13 YAŞINDAN KÜÇÜKLER DE TEHLİKE ALTINDA

Diğer yandan şu an Amerika’da eyaletler, çocuk versiyonunu çıkarmaya hazırlanan Facebook iştiraki Instagram’a karşı büyük bir savaş veriyor. 13 yaşından küçük çocuklara özel bir sosyal medya uygulamasının muhtemel zararları herkesi düşündürüyor. Ancak Instagram bu konuda ısrarcı. 13 yaşından küçük çocukların zaten sosyal medya kullandığını ileri sürerek ‘onları illegal kullanımdan koruyacağız’ bahanesini öne sürüyorlar. Çocukları daha küçük yaştan sosyal medya bağımlısı yapmayı ve verilerini biriktirmeyi amaçladığı düşünülen bu girişimin akıbeti ne olacak henüz bilmiyoruz. Keşke bu tartışma sadece ABD’de değil, Instagram’ın faaliyet gösterdiği bütün ülkelerde yapılabilse.
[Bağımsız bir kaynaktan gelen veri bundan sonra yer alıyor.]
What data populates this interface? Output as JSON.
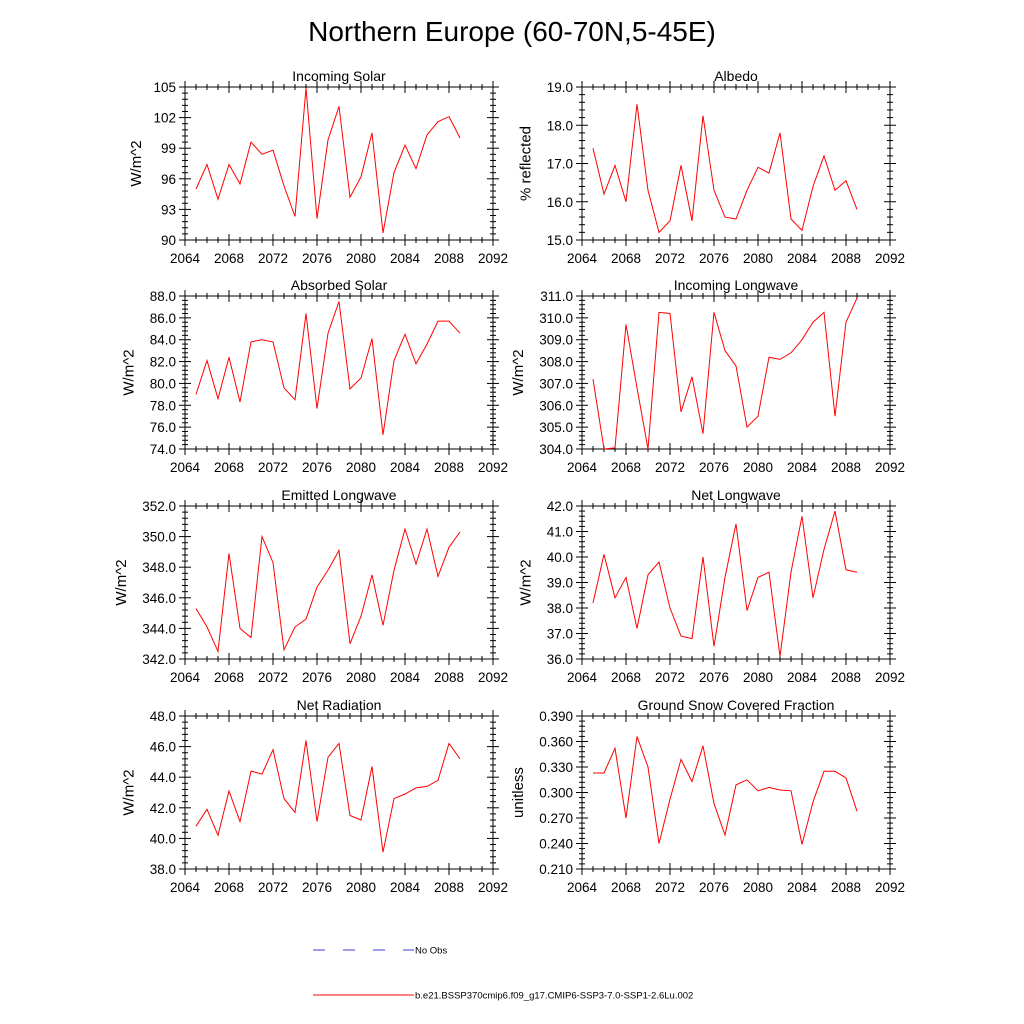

Görüldüğü üzere bu konuları sadece Whatsapp üzerinden değil, çok geniş bir perspektifle ele almak gerekiyor. Bu işin salt devletlerin insafına bırakılmadan bir veri bilinci hareketine dönüşmesi için herkesin üzerine düşenler var. Yoksa pek bir şey değişecek gibi görünmüyor.